LOS ANGELES, Jan. 9 (UPI) -- Initial reactions to President George W. Bush's new immigration initiative focused mostly on the emotional hot button of his call to legalize undocumented aliens. Yet, U.S. workers' wage levels might be affected even more in the long run by Bush's so-far little-discussed plan to open the nation's borders to foreign residents who can obtain a job offer from a U.S. employer.
While some details of the Bush guest worker program remain murky, and any actual legislation would have to be hammered out with Congress, the statements issued so far by the White House imply an open-ended, strikingly libertarian approach to globalizing the U.S. job market.
A fact sheet issued by the White House to accompany the president's speech on Wednesday made clear that the administration envisions bringing into the country a substantial increase in the supply of labor above that provided by current U.S. residents, both legal and presently illegal. The White House complained: "Current immigration law can also hinder companies from finding willing workers. The visas now available do not allow employers to fill jobs in many key sectors of our economy."
Bush announced: "I propose a new temporary worker program that will match willing foreign workers with willing American employers, when no Americans can be found to fill the jobs. This program will offer legal status, as temporary workers, to the millions of undocumented men and women now employed in the United States, and to those in foreign countries who seek to participate in the program and have been offered employment here. ... All who participate in the temporary worker program must have a job, or, if not living in the United States, a job offer."
This importing of foreign workers to fill jobs is seen as a process that will continue even after current illegal aliens are legalized. The fact sheet stated, "In the future, only people outside the U.S. may join the temporary worker program."
The immigration trial balloon lofted by the administration in July 2001 would have restricted potential benefits solely to Mexican nationals, who number somewhat more than 100 million. In contrast, any of the 6-billion-plus humans on Earth appear to be eligible to become temporary workers under the 2004.
Ironically, in this age of cheap jet travel, poor Mexican immigrant job hunters might find themselves undercut by even poorer temporary workers from, say, Bangladesh who may be willing to work for even less. According to U.N. figures, there are several billion people poorer than the average Mexican.
Two "senior administration officials" answered media questions about the plan Tuesday.
The higher-ups explained that the temporary worker program would be "non-sector specific." Unlike most previous guest workers programs, such as the one started during World War II to bring Mexican nationals in to work in the fields while U.S. farm boys were in the military, this one would not be limited to any particular industry or employer. Firms would decide for themselves whether they wanted to initiate the process of importing foreign labor.
Bush did caution, "Employers who extend job offers must first make every reasonable effort to find an American worker for the job at hand." But he also said, "This new system should be clear and efficient, so employers are able to find workers quickly and simply," suggesting that his working definition of "every reasonable effort" will turn out to be less than onerous.

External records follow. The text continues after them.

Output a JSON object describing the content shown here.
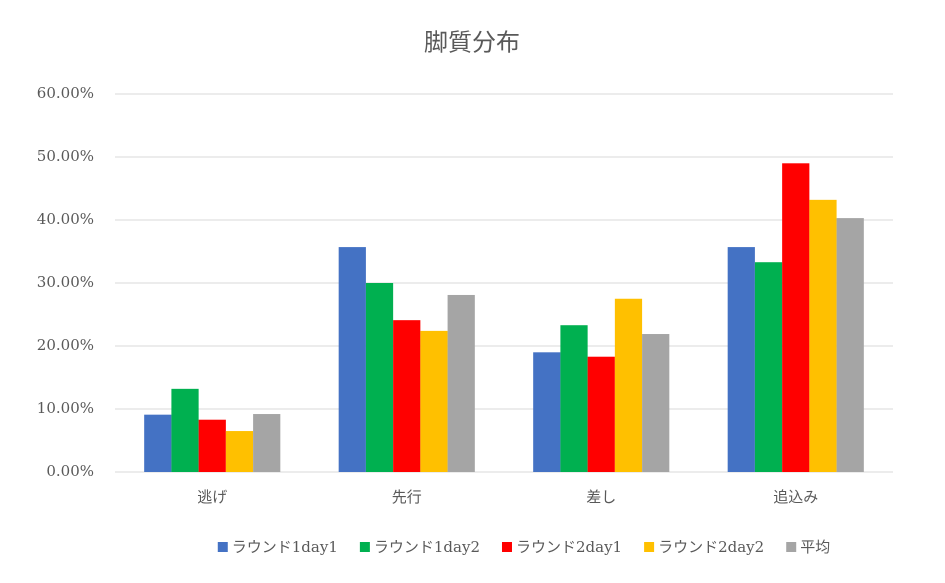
{
  "chart_data": {
    "type": "bar",
    "title": "脚質分布",
    "categories": [
      "逃げ",
      "先行",
      "差し",
      "追込み"
    ],
    "series": [
      {
        "name": "ラウンド1day1",
        "color": "#4472c4",
        "values": [
          9.1,
          35.7,
          19.0,
          35.7
        ]
      },
      {
        "name": "ラウンド1day2",
        "color": "#00b050",
        "values": [
          13.2,
          30.0,
          23.3,
          33.3
        ]
      },
      {
        "name": "ラウンド2day1",
        "color": "#ff0000",
        "values": [
          8.3,
          24.1,
          18.3,
          49.0
        ]
      },
      {
        "name": "ラウンド2day2",
        "color": "#ffc000",
        "values": [
          6.5,
          22.4,
          27.5,
          43.2
        ]
      },
      {
        "name": "平均",
        "color": "#a5a5a5",
        "values": [
          9.2,
          28.1,
          21.9,
          40.3
        ]
      }
    ],
    "ylim": [
      0,
      60
    ],
    "yticks": [
      {
        "value": 0,
        "label": "0.00%"
      },
      {
        "value": 10,
        "label": "10.00%"
      },
      {
        "value": 20,
        "label": "20.00%"
      },
      {
        "value": 30,
        "label": "30.00%"
      },
      {
        "value": 40,
        "label": "40.00%"
      },
      {
        "value": 50,
        "label": "50.00%"
      },
      {
        "value": 60,
        "label": "60.00%"
      }
    ],
    "grid": true,
    "legend": "bottom"
  }
}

In reality, the key issue is whether firms would be allowed to import foreigners to work for less than Americans would make if the temporary worker plan did not exist.
The president took a libertarian line, enunciating as the second of his immigration proposal's five principles, "If an American employer is offering a job that American citizens are not willing to take, we ought to welcome into our country a person who will fill that job."
The president's claim that there are jobs that Americans just won't do is disputed by many economists, such as Harvard Professor George Borjas, who is one of the best-known immigration specialists. These economists argue that, according to their field's basic law of supply and demand, some citizen will take any job -- if the pay offered is high enough.
To economists such as Borjas, wage levels are largely driven by supply and demand. All else being equal, an increase in the supply of labor, as the administration is requesting, would drive down its price -- namely, workers' wages.
Neither Bush nor the two senior administration officials who briefed the media Tuesday, however, made any suggestion that employers wishing to bring in workers from overseas would be required to first offer wages high enough to attract American workers. The only specific requirement that the senior officials mentioned was that the job offer meet the minimum wage. At the federal minimum of $5.15 per hour, a full-time worker earns $10,712 per year, well under the official poverty line for a family of three of $15,260.
It's logical that the White House didn't announce any other wage protection measures. After all, if employers were to be required to pay the current going rate for U.S. workers, they might as well hire current U.S. workers. So, why then would employers need a massive influx of foreign temporary workers? In other words, rules that would be effective at keeping up the wages of workers would undermine the fundamental goal of this plan.